I liked this book better than the first one. I felt extremely engaged by what was happening to Achamian, Cnaiur, and even Xinemus, while in The Darkness That Comes Before I didn't feel too connected to any of the male characters. Unfortunately, the female characters, although still interesting, were somewhat less interesting than they were in the first book, which I found to be a shame. I did, however, feel that Bakker showed the women to be believable people who had well-defined and individual characteristics, dispersing the nagging sense of sexism I got from the first book. All the rape and prostitution in the first book was there for a reason after all, and not to simply make the story "grittier".
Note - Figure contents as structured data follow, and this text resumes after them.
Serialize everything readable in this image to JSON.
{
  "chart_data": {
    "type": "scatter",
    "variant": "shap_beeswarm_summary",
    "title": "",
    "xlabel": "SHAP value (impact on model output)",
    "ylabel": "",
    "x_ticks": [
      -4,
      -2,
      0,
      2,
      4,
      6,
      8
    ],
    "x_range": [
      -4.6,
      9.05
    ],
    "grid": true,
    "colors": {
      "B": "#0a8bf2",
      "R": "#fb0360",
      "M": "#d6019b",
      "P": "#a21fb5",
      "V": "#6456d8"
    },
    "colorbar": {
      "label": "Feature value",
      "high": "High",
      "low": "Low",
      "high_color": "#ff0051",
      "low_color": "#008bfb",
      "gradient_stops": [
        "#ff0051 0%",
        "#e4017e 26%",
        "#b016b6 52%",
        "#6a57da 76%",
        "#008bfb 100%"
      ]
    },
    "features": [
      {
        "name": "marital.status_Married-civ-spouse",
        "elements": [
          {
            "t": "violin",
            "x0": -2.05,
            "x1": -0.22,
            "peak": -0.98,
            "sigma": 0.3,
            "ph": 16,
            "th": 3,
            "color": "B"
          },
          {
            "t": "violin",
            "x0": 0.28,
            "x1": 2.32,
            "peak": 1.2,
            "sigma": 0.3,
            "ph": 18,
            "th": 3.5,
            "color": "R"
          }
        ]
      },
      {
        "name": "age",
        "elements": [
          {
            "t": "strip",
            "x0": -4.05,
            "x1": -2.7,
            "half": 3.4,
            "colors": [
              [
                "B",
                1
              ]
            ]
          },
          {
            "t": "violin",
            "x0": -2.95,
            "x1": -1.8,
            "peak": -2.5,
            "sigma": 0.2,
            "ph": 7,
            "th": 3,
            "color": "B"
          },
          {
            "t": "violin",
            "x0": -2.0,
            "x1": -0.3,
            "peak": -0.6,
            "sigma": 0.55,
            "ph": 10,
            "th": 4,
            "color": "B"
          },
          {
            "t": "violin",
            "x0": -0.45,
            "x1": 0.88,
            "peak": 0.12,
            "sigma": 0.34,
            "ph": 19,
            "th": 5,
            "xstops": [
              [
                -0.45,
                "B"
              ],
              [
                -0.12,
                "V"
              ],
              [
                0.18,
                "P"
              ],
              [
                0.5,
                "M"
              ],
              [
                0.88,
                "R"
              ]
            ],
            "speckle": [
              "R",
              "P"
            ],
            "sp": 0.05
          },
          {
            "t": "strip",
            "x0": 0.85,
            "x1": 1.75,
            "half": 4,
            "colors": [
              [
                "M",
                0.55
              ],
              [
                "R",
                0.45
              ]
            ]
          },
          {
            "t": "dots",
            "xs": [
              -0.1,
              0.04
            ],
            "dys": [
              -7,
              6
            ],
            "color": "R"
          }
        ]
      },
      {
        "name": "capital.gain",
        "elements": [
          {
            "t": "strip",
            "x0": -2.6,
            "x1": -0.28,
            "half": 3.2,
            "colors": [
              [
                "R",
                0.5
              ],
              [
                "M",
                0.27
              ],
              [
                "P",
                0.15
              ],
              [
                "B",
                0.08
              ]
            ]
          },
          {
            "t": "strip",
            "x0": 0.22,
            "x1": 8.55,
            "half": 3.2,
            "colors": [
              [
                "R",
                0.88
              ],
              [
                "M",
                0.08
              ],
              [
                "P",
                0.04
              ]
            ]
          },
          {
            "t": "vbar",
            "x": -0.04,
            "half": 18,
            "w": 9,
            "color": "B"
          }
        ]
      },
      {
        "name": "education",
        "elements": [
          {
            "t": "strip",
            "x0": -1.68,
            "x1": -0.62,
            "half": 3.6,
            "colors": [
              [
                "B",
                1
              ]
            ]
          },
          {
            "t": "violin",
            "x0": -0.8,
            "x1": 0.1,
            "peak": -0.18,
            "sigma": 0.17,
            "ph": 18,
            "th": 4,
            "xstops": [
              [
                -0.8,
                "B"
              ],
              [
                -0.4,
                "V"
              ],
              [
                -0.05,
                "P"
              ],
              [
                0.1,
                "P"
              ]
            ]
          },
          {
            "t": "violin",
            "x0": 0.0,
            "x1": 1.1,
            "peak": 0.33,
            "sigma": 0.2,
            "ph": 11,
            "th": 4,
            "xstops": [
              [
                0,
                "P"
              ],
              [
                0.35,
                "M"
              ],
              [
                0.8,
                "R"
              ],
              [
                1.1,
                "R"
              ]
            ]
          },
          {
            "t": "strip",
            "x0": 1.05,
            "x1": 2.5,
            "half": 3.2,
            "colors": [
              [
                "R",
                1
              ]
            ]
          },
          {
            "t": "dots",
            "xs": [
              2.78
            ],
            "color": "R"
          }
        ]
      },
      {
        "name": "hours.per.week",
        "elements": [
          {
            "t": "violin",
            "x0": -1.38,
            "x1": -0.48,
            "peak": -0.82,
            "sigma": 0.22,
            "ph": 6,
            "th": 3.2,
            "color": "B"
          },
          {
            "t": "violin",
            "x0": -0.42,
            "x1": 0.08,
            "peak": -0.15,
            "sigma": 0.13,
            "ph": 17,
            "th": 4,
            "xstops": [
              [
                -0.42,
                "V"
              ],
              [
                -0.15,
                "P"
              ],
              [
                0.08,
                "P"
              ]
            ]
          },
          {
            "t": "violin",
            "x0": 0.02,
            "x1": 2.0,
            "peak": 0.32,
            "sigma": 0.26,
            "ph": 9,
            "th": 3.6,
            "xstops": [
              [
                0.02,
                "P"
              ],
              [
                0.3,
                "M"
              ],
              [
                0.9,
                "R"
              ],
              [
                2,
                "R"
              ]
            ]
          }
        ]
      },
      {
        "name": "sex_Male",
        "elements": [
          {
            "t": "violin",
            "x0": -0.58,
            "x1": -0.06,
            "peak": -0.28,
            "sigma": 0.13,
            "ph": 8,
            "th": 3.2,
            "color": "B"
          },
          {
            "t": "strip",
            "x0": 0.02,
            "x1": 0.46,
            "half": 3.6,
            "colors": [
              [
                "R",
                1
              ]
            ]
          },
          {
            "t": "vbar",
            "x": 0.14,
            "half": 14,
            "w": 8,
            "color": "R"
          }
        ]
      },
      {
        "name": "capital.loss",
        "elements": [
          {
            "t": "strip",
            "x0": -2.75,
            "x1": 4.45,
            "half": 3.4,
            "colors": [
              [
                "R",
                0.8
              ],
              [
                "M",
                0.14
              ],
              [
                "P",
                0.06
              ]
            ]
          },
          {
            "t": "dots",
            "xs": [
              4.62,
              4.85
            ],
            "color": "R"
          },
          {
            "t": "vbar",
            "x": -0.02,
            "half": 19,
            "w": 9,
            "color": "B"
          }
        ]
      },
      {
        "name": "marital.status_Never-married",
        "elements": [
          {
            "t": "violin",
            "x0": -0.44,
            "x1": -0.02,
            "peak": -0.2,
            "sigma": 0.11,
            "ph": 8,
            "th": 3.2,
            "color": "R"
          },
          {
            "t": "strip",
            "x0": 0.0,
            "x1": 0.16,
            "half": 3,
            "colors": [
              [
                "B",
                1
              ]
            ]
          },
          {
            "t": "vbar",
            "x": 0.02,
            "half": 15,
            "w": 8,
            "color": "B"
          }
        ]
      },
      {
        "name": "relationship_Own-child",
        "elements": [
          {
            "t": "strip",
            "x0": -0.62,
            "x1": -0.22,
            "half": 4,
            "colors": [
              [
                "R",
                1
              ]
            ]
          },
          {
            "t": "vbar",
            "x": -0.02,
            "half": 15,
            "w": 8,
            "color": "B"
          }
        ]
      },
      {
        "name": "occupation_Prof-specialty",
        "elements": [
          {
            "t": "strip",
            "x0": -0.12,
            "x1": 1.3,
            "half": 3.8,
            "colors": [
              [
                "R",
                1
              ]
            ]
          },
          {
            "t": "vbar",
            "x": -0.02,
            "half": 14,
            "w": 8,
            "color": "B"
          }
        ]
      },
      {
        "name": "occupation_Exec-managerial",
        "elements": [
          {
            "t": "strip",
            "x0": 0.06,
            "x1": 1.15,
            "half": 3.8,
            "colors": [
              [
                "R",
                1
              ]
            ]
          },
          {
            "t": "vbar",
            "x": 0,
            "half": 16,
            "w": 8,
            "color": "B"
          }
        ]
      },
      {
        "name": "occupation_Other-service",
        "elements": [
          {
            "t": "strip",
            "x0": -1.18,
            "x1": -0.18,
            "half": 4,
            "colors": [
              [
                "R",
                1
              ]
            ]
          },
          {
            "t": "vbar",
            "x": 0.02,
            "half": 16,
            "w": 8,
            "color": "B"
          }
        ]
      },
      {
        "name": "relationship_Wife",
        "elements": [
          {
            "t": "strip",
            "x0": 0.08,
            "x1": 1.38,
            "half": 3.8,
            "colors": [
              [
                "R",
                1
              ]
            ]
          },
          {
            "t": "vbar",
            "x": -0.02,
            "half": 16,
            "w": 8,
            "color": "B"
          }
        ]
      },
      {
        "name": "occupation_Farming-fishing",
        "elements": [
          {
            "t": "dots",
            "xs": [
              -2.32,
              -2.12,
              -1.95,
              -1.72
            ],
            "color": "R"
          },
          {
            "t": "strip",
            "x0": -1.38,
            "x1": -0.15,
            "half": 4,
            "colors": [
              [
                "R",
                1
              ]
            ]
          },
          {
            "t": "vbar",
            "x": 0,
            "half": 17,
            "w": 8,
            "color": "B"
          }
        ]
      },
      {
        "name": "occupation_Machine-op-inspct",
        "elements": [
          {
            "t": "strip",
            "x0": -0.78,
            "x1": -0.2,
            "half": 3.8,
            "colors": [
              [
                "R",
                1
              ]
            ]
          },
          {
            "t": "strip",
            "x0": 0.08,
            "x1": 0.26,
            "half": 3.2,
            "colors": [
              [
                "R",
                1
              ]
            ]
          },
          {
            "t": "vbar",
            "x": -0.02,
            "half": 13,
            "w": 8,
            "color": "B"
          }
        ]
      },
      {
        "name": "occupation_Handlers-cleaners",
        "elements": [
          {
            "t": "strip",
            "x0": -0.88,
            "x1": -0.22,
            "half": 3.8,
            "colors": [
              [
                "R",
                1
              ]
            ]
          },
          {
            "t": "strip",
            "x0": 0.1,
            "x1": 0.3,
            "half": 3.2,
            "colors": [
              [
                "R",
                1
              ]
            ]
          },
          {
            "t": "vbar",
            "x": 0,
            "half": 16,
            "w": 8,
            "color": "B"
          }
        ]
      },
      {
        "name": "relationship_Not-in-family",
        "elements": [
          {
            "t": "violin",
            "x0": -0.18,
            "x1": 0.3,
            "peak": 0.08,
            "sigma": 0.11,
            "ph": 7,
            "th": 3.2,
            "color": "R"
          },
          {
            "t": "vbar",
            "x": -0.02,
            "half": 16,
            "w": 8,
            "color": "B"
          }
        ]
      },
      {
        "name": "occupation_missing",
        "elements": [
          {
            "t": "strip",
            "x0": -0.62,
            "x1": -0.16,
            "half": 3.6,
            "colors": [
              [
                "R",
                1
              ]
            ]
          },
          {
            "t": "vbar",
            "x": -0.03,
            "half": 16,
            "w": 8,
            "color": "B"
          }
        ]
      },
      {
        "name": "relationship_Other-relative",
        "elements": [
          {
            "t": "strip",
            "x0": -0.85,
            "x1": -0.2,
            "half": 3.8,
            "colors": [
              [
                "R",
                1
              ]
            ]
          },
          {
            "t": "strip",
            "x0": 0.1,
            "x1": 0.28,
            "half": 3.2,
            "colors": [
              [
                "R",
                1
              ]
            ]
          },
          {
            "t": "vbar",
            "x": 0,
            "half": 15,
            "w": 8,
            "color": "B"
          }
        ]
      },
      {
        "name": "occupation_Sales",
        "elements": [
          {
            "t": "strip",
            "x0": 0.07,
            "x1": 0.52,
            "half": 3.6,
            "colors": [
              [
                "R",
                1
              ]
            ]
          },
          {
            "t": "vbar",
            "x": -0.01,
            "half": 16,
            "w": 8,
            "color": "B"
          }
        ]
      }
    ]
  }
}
Although I noticed a number of inconsistencies in the perspective shifts of the narrative, I found that on the whole the jumps from omniscient "battle-view" to third-person limited-omniscient "character-view" served their purpose and enhanced the story. The large-scale war scenes were very reminiscent of The Iliad and were very entertaining to read. I also loved Achamian's dream sequences in this book. The No-God and his forces are terrifyingly cool, and those scenes left a lingering impression on me.
One doesn't have to read too deeply to see the parallels between this story and the real-world conflict between Judaism/Christianity and Islam, but I'm fine with that, as Bakker doesn't seem to be taking sides. There are clearly no good guys and no bad guys in this Holy War, which strikes me as a fairly realistic approach. War, as the soldiers tell us, is hell.